Hilltop earthworks fortification

Hooper Battery was a hilltop earthworks fortification, built for the Defense of Cincinnati during the American Civil War in Northern Kentucky by the Union Army to turn back invading Confederate troops. It was constructed to protect Cincinnati and the Ohio River valley. The battery overlooks the Licking River valley in an advantageous position.

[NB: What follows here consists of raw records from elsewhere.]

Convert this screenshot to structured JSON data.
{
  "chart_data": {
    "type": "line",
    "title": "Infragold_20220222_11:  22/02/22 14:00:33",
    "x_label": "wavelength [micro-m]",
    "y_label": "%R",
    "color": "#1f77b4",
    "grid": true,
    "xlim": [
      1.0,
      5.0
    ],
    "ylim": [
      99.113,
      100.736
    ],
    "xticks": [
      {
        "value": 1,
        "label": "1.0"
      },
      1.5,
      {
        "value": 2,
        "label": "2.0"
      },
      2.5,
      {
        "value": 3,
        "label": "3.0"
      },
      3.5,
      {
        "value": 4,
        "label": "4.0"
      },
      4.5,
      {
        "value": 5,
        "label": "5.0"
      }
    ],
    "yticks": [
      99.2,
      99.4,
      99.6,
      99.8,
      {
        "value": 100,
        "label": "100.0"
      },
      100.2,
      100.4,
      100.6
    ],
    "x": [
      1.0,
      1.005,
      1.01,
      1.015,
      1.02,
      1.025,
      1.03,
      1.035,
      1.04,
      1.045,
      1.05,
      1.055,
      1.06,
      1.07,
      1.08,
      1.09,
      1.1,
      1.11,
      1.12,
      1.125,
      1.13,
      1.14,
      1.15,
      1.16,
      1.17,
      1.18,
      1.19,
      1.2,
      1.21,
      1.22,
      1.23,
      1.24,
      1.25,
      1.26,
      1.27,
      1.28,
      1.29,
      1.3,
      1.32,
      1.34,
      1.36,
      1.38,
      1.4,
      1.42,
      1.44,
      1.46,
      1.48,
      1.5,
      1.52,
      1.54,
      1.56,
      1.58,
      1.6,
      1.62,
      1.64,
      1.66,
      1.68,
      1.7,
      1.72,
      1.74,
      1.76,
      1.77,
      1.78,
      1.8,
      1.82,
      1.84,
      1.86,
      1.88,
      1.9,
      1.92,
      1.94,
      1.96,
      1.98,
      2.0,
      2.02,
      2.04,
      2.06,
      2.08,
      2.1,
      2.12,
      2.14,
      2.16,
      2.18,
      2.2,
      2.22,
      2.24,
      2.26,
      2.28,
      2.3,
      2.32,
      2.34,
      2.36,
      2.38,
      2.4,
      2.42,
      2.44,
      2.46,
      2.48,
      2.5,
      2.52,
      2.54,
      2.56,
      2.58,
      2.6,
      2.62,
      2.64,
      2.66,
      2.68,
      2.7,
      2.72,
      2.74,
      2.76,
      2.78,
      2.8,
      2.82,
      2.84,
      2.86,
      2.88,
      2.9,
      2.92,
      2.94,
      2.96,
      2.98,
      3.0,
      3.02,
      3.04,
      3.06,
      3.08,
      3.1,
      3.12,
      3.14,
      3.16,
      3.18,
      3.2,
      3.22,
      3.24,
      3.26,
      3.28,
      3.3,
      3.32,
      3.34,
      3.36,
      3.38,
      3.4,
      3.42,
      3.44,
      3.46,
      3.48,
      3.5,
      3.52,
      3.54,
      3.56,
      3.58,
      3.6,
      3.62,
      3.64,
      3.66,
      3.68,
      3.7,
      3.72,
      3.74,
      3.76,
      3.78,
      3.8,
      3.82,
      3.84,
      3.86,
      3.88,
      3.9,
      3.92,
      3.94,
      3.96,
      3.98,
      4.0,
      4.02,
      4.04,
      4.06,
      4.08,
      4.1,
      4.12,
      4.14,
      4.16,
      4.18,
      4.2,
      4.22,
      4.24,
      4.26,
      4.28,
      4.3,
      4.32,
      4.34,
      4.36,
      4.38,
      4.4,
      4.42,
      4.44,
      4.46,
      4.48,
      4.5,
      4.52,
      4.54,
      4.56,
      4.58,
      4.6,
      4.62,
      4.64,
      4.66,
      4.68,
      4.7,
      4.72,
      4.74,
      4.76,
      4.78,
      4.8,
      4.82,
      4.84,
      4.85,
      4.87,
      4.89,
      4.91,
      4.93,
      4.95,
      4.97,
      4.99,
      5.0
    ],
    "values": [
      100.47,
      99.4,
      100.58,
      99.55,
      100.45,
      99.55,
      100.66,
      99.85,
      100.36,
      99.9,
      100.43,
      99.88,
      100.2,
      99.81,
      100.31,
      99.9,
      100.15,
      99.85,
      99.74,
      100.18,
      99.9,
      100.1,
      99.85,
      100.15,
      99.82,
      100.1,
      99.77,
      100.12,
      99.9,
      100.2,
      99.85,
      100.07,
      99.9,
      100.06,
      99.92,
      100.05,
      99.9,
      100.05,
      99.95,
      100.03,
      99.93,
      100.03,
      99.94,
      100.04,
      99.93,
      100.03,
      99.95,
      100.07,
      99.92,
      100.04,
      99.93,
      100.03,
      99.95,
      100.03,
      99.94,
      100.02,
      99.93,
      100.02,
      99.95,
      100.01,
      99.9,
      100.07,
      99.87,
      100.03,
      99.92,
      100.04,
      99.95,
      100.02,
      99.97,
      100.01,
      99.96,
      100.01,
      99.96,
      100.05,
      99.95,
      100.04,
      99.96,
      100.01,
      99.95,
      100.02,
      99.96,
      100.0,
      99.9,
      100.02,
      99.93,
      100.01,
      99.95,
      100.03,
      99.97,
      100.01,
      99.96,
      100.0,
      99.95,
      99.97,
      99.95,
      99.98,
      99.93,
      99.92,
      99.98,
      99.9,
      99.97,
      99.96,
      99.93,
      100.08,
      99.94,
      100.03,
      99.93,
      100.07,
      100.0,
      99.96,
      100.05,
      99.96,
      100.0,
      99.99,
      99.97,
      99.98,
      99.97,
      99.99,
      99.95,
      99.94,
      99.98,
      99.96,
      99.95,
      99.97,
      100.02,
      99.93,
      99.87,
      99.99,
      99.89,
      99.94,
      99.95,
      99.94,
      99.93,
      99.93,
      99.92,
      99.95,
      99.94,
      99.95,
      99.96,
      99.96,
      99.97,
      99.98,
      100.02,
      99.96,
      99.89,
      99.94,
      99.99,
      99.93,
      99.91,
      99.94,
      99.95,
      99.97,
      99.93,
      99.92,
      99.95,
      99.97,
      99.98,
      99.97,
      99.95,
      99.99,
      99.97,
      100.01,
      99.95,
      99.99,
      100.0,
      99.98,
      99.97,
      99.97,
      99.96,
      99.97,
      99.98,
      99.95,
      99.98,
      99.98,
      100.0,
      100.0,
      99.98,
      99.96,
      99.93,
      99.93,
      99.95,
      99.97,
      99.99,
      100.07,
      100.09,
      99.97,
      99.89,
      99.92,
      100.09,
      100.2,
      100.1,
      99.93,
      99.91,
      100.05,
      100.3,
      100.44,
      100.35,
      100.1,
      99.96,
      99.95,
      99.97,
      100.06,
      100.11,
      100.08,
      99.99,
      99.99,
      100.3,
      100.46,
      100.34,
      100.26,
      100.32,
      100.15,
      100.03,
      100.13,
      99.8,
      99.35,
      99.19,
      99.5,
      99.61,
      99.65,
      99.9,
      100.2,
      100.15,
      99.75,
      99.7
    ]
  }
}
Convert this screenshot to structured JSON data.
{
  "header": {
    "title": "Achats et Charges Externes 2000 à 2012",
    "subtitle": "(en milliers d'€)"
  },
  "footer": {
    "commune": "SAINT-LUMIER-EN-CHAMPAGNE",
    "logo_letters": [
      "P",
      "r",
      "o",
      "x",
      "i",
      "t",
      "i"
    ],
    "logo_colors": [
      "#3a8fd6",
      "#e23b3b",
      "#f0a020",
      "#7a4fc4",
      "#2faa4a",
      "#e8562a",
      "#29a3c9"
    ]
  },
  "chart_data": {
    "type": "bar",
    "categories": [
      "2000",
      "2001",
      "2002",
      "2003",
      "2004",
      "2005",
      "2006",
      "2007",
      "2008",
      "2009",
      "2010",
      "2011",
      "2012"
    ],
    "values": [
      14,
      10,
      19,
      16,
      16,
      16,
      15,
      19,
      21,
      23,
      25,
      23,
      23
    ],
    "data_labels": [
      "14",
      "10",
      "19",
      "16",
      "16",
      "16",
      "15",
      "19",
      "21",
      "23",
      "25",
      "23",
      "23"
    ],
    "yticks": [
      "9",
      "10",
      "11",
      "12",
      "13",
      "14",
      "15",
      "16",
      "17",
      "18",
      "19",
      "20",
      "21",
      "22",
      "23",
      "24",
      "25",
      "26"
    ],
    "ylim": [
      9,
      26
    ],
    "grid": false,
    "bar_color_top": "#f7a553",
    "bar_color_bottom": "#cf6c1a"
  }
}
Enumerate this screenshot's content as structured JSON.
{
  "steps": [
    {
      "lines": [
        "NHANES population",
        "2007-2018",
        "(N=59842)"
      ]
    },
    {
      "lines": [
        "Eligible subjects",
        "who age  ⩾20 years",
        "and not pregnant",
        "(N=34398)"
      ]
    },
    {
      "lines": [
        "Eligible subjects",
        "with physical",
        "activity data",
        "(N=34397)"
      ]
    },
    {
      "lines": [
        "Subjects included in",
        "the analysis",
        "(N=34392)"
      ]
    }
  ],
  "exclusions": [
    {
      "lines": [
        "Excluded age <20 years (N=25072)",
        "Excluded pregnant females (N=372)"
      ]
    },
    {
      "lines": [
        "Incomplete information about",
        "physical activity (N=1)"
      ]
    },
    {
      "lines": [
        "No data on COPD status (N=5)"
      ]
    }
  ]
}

Initially, Major General Lew Wallace, commanding the defenses of Cincinnati in September 1862, utilized the defensive engineering skills of Colonel Charles Whittlesey, who had commanded the 20th Ohio Infantry in one of Wallace's brigades until after the Battle of Shiloh when he resigned due to age. Whittlesey had originally planned the defenses of Cincinnati in 1861 while under the command of Brigadier General Ormsby M. Mitchel, commander of the Department of the Ohio, and Wallace had found them insufficient and in need of considerable repair. Wallace appointed Whittlesey a member of his staff and he immediately created work parties for reinforcing the defenses. Whittlesey remained part of Wallace's staff until he was replaced by Major James H. Simpson of the United States Army Corps of Topographical Engineers who was charged by Maj. Gen. Horatio Wright, commander of the Department of the Ohio, to continue reinforcing and upgrading Cincinnati's defenses.

Within five days of preparing to defend Cincinnati an estimated 75,000 men showed up to the defense 60,000 men where irregulars.

Hooper Battery is one of six remaining artillery batteries from the 28 that were built on Northern Kentucky hilltops from 1861 to 1864.

The site was the home of the James A. Ramage Civil War Museum, which closed in 2021.